Investors should watch management’s commentary on pricing visibility, long-term agreements, and the pace at which photonics becomes a meaningful revenue contributor. With revenue already at scale, the company needs to demonstrate stable pricing and an improving product mix to strengthen its earnings profile.
What could keep the semiconductor rally going
- Broad-based demand recovery across industrial, data center, and AI markets supports earnings growth across the semiconductor sector.
- IonQ turns backlog and acquisitions into real revenue, giving investors a clear path from demand to recognized sales.
- Microchip benefits from a rebound in industrial and aerospace demand, driving higher utilization and faster margin expansion.
- GlobalFoundries holds pricing on mature nodes while adding higher-value photonics exposure tied to AI infrastructure.
What could break the semiconductor thesis fast
- A slowdown in AI or industrial demand breaks the momentum behind the sector’s recent rally.
- IonQ struggles to convert contracts into revenue, leaving the business stuck near its current small run rate.
- Microchip’s recovery stalls if industrial demand or bookings weaken, delaying margin improvement.
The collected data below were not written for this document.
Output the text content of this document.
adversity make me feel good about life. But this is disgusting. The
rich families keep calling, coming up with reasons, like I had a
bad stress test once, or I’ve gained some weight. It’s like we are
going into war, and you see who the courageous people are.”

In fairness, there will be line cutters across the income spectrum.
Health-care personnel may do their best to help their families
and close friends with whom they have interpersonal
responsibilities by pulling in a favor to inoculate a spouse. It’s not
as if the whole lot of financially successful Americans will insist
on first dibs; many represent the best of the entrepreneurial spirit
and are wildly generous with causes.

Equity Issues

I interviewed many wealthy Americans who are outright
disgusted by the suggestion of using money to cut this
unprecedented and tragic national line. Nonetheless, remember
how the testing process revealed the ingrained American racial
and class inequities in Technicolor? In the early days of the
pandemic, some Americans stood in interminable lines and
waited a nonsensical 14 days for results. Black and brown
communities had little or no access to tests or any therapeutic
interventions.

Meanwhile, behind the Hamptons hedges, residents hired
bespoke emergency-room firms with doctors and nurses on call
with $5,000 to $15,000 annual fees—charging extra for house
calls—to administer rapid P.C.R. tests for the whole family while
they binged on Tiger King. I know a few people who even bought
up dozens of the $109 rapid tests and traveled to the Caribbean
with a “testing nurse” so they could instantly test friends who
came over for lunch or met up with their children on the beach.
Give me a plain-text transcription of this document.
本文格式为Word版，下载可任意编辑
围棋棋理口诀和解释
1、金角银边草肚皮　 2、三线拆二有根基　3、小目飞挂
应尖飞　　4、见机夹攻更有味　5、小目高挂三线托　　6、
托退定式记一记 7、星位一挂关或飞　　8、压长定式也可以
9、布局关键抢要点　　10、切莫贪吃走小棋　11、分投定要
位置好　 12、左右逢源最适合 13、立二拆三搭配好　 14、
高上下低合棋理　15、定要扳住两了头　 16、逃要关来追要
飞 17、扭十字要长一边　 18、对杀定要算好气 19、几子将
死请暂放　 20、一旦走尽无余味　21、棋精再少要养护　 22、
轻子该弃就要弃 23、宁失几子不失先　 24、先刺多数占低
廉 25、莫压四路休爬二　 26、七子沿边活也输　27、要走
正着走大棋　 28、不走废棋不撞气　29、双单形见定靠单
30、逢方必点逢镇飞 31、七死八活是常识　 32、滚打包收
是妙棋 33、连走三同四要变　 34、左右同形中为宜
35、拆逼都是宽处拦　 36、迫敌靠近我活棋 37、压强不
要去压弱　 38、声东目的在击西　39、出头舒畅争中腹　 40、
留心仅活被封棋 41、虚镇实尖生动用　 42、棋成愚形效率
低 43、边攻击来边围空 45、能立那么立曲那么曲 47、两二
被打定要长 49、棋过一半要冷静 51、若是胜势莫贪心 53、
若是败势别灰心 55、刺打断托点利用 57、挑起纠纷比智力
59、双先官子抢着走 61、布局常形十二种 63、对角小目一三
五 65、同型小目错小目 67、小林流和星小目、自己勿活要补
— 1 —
The stock already trades at over 30x forward earnings.
- GlobalFoundries faces pricing pressure on renewals, which would quickly impact profitability given its fixed-cost structure.
Key takeaways for semiconductor stocks
Morgan Stanley is betting that real earnings drivers can keep pushing the semiconductor rally higher, even after a 51% move so far in 2026 in the SOXX Semiconductor ETF.
Across IonQ, Microchip, and GlobalFoundries, the story comes down to execution. If backlog turns into revenue, utilization drives margins, and pricing holds, the sector can support further upside. If not, this rally starts to look stretched.